In the opening minutes of The Kill Team, we see brief glimpses of optimism, national pride, and infantry brotherhood from our titular platoon of soldiers — all of which ends up shattered well before the ten-minute mark as the horrors of wartime and their effect on those involved make themselves abruptly known.
Nat Wolff (“Home Again”) plays Andrew Briggman, who begins the movie fantasizing and romanticizing his own enlistment, having imaginary firefights in his bedroom days before his own deployment. He forms a quick camaraderie with his platoon as they are sent out to build relationships with the Afghani civilians. Their peaceful occupancy is uprooted when Sergeant Deeks (Alexander Skarsgård, “Long Shot”) enters the picture. Hosting friendly cookouts one minute and begetting violence the next, Deeks imposes a manipulation over the group that doesn’t just put them at odds with the native civilians, but with each other as well.
Having previously examined the real-life events in detail with a 2014 documentary of the same name, Oscar-nominated documentarian Dan Krauss dips his toes into narrative filmmaking, recounting the events of the situation his documentary centers on, albeit with the names of the subjects changed. While the true emotion only attainable from a documentary is absent, this new look at the events serves as a great companion piece, given the narrative here is almost entirely located on Afghan soil and the documentary deals with the following court proceedings.
Much like “Jarhead” before it, The Kill Team is a war film that’s surprisingly light on combat, but deeply engrossed in its characters. The tension remains contained and mostly internal on Briggman’s end, mostly built from his slow discovery of his Seargant’s ulterior motives.

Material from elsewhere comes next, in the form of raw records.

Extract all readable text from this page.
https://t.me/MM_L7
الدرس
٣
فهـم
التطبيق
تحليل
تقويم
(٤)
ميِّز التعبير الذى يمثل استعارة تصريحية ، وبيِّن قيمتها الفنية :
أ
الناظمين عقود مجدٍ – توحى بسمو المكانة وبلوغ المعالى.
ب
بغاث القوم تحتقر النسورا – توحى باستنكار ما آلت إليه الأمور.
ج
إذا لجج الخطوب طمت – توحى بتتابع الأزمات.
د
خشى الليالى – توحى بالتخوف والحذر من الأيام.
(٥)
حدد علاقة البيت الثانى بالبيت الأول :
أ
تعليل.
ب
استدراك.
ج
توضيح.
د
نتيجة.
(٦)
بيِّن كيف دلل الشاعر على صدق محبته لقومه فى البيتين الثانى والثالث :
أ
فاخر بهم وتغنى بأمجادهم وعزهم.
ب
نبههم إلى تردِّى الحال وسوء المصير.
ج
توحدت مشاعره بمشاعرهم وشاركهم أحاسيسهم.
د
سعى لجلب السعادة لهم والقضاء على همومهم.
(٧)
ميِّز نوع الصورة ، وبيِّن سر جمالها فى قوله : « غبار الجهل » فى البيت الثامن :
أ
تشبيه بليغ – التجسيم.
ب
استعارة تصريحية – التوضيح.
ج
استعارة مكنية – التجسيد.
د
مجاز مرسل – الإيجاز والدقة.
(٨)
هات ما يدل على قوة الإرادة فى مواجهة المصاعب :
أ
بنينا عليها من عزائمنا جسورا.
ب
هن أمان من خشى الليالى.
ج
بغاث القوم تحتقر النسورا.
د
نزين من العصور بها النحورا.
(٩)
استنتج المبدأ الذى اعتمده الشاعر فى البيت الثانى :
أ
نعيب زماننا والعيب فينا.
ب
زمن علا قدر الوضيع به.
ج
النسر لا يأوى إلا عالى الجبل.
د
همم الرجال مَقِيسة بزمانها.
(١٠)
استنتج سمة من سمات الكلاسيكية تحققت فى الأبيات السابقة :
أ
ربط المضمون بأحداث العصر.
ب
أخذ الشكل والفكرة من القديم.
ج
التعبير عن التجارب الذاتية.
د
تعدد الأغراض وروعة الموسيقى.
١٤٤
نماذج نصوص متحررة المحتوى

With a structure like this, it really comes down on the central performances to carry the weight of the movie, and thankfully Wolff and Skarsgård do not disappoint. Wolff plays Briggman very convincingly as a confident military youth, eager to please his superiors but also determined to right the wrongs he sees committed in front of him. It’s a tricky line, but save for a brief crying scene that doesn’t quite land as hard as it should, Wolff straddles it expertly.
Meanwhile, Skarsgård continues what appears to be a recent, relentless streak of scene-stealing roles. A chameleon in his own right, Skarsgård capitalizes on a sociopathic approach to frame Deeks as an informed, hardened commander, effortlessly flipping between a stern-yet-approachable demeanor to that of a disturbingly unflappable psychopath. His dominance over the platoon is all the more legitimized and reinforced by his proof of experience, including tattoos symbolizing his kills and a collection of disembodied fingers.
While Briggman eventually sees Deeks as the threat he is, it isn’t so obvious to the rest of the platoon who, sometimes gleefully, follow in his dangerous footsteps, resulting in the senseless killings of multiple unarmed Afghani civilians. Finding no help from the country he’s pledged loyalty to, the stakes get higher as Briggman attempts to not only find a way to escape the situation, but to also escape the ever-growing suspicion from his fellow platoon brothers that something is amiss with him. The tension builds to a climax that certainly falls into the film’s bleakest territory, yet could’ve cemented the horror of the situation even further if it wanted to. Being the concise filmmaker he is, Krauss opts to end his story in a very specific place, containing its message and differentiating it from the documentary.
The Kill Team could’ve benefited from a pinch more filmmaking nuance — it’s a pretty straightforward recounting. But in most every other way, it’s an unflinching, heartbreaking look at the tragic events of the Maywand District Murders and the dehumanizing perspectives war brings out on every side, worth a watch for its lead performances alone.